“If a man is called to be a street sweeper, he should sweep streets even as a Michaelangelo painted, or Beethoven composed music or Shakespeare wrote poetry. He should sweep streets so well that all the hosts of heaven and earth will pause to say, ‘Here lived a great street sweeper who did his job well.” Dr. Martin Luther King Jr.
Ok, let’s get real.
What parent dreams about their child becoming a street sweeper? Hmm… I’m going to go out on a limb here and say, not many of us. (even if they are GREAT street sweepers) But doesn’t someone have to sweep the streets? I know you’re thinking it. Well, of course, the losers sweep streets, not the hard working and the well educated. No one chooses to sweep streets, do they?
So as we prepare our children for their future, what are we preparing them for? Greatness! We want them to do things that are marvelous, spectacular, amazing… We want them to be successful.
So what is success?
Everybody can be great. Because anybody can serve. You don’t have to have a college degree to serve. You don’t have to make your subject and your verb agree to serve…. You don’t have to know the second theory of thermodynamics in physics to serve. You only need a heart full of grace. A soul generated by love.” Dr. Martin Luther King, Jr.
I love this quote! For me, it puts life in perspective. I don’t know about you, but I often get bogged down by subjects and verbs agreeing, adding, multiplying and the like. And yet, if we are able to do all of these things extremely well, and we live selfish, loveless lives, who cares?

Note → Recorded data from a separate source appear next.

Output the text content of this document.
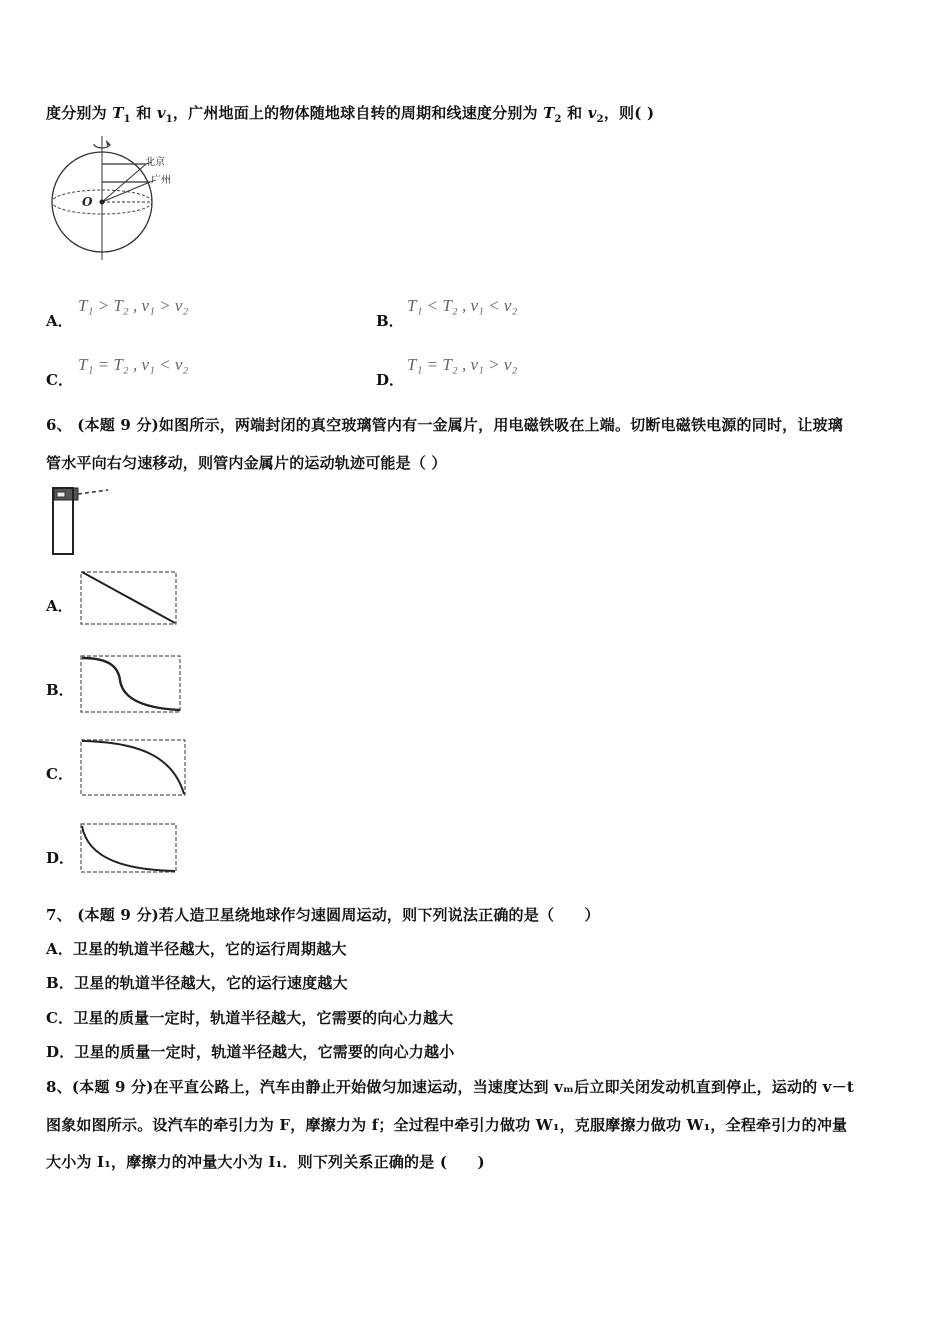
度分别为 $T_1$ 和 $v_1$，广州地面上的物体随地球自转的周期和线速度分别为 $T_2$ 和 $v_2$，则( )
北京
广州
O
A．
T₁ > T₂ , v₁ > v₂
B．
T₁ < T₂ , v₁ < v₂
C．
T₁ = T₂ , v₁ < v₂
D．
T₁ = T₂ , v₁ > v₂
6、 (本题 9 分)如图所示，两端封闭的真空玻璃管内有一金属片，用电磁铁吸在上端。切断电磁铁电源的同时，让玻璃
管水平向右匀速移动，则管内金属片的运动轨迹可能是（ ）
A．
B．
C．
D．
7、 (本题 9 分)若人造卫星绕地球作匀速圆周运动，则下列说法正确的是（　　）
A．卫星的轨道半径越大，它的运行周期越大
B．卫星的轨道半径越大，它的运行速度越大
C．卫星的质量一定时，轨道半径越大，它需要的向心力越大
D．卫星的质量一定时，轨道半径越大，它需要的向心力越小
8、(本题 9 分)在平直公路上，汽车由静止开始做匀加速运动，当速度达到 vₘ后立即关闭发动机直到停止，运动的 v－t
图象如图所示。设汽车的牵引力为 F，摩擦力为 f；全过程中牵引力做功 W₁，克服摩擦力做功 W₁，全程牵引力的冲量
大小为 I₁，摩擦力的冲量大小为 I₁．则下列关系正确的是 (　　)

Who gets to the final moments of life and thinks, “If only I had read that book, or worked that problem, or learned more about history, …” At the end of our life, what really matters? As you consider the answer to that question, let me pose another. Shouldn’t we be living that way now? At the end of our lives it’s too late.
We can live for what matters now.
Shouldn’t we be preparing our children to be the kind of people that live for what really matters?
We are prone to judge success by the index of our salaries or the size of our automobiles, rather than by the quality of our service and relationship to humanity.” Dr. Martin Luther King, Jr.
We are doing more than educating minds with academic subjects. We are preparing our children to be people who impact the world for good. They don’t have to wait until they are adults to do good in the world.
Let’s be people who live for what matters.
Let’s be people who love– even if that means sweeping streets.
Stefani says
Truth. And so beautifully stated. I will certainly carry your words with me today, Alecia!
Alecia Baptiste says
Stefani, thanks for dropping by! Hope you enjoy this day remembering Dr. Martin Luther King. He certainly lived a life that mattered!